Leskov served on the Scholarly Committee of the Ministry of Education from 1874. He was dismissed in 1883 due to his too liberal views. After a religious crisis in the mid-1870s he published several stories which questioned Orthodox Christianity. In the summer of 1872 he travelled in Karelia and visited the Valamo monastery in Lake Ladoga.
By the late 1880s Leskov's growing criticism of the doctrines of the church started to arouse the attention of censors. Under the influence of Lev Tolstoy he wrote several stories dealing with ancient church legends. During his last years Leskov suffered from angina pectoris and breast cancer. He died on March 5, 1895, aged 64, and is interred at the Literatorskiye Mostki necropolis at Volkovo Cemetery in Saint Petersburg.
His collected works were published for the first time in 1902-03. After the Revolution his work was viewed with suspicion, although Maxim Gorky had defended him earlier, stating that Leskov "is the writer most deeply rooted in the people and is completely untouched by any foreign influences".

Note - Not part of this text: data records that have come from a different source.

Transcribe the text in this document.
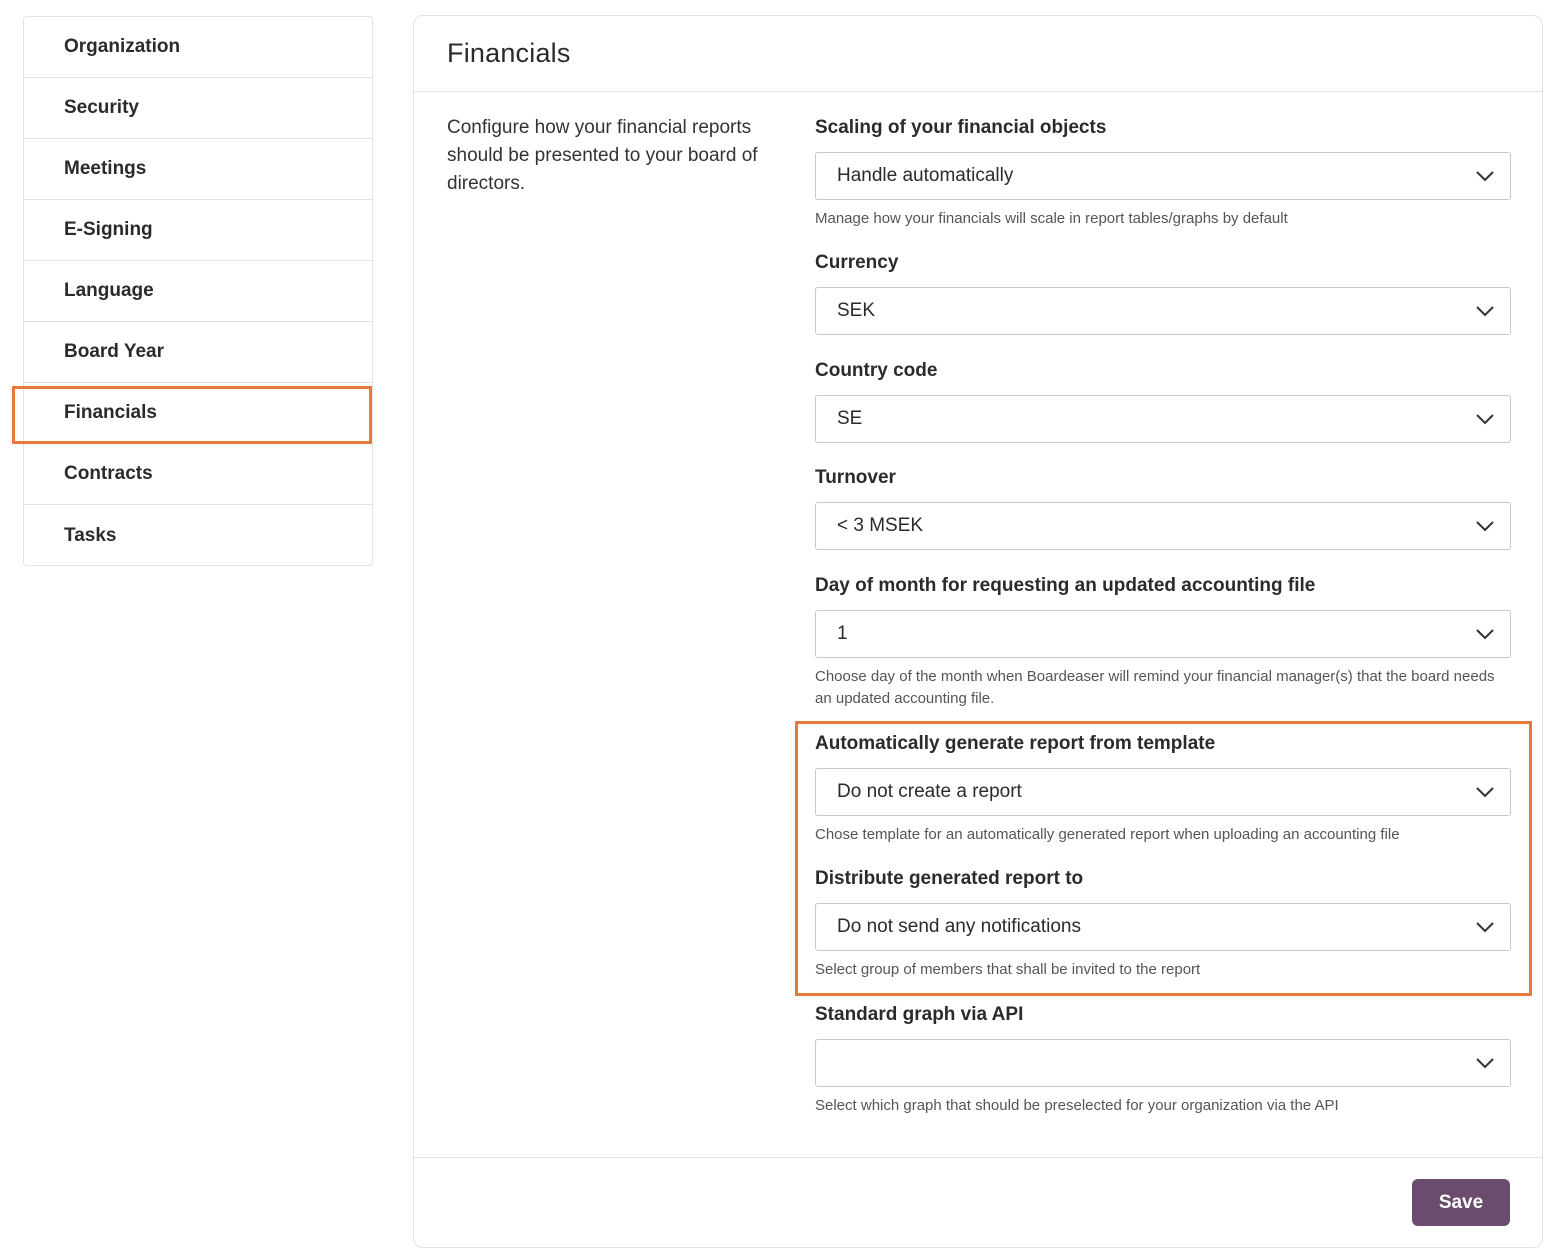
Organization
Security
Meetings
E-Signing
Language
Board Year
Financials
Contracts
Tasks
Financials

Configure how your financial reports should be presented to your board of directors.

Scaling of your financial objects
Handle automatically
Manage how your financials will scale in report tables/graphs by default
Currency
SEK
Country code
SE
Turnover
< 3 MSEK
Day of month for requesting an updated accounting file
1
Choose day of the month when Boardeaser will remind your financial manager(s) that the board needs an updated accounting file.
Automatically generate report from template
Do not create a report
Chose template for an automatically generated report when uploading an accounting file
Distribute generated report to
Do not send any notifications
Select group of members that shall be invited to the report
Standard graph via API
Select which graph that should be preselected for your organization via the API
Save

Anton Chekhov considered Leskov in some respects his teacher. For decades Leskov did not gain official approval, partly due to his religious themes. In the 1940s two scholarly monographs on his work appeared. With the publication of his collected works in the 1950s and new printings and translations of his stories Leskov has secured his position among the major classic Russian writers of the 19th century.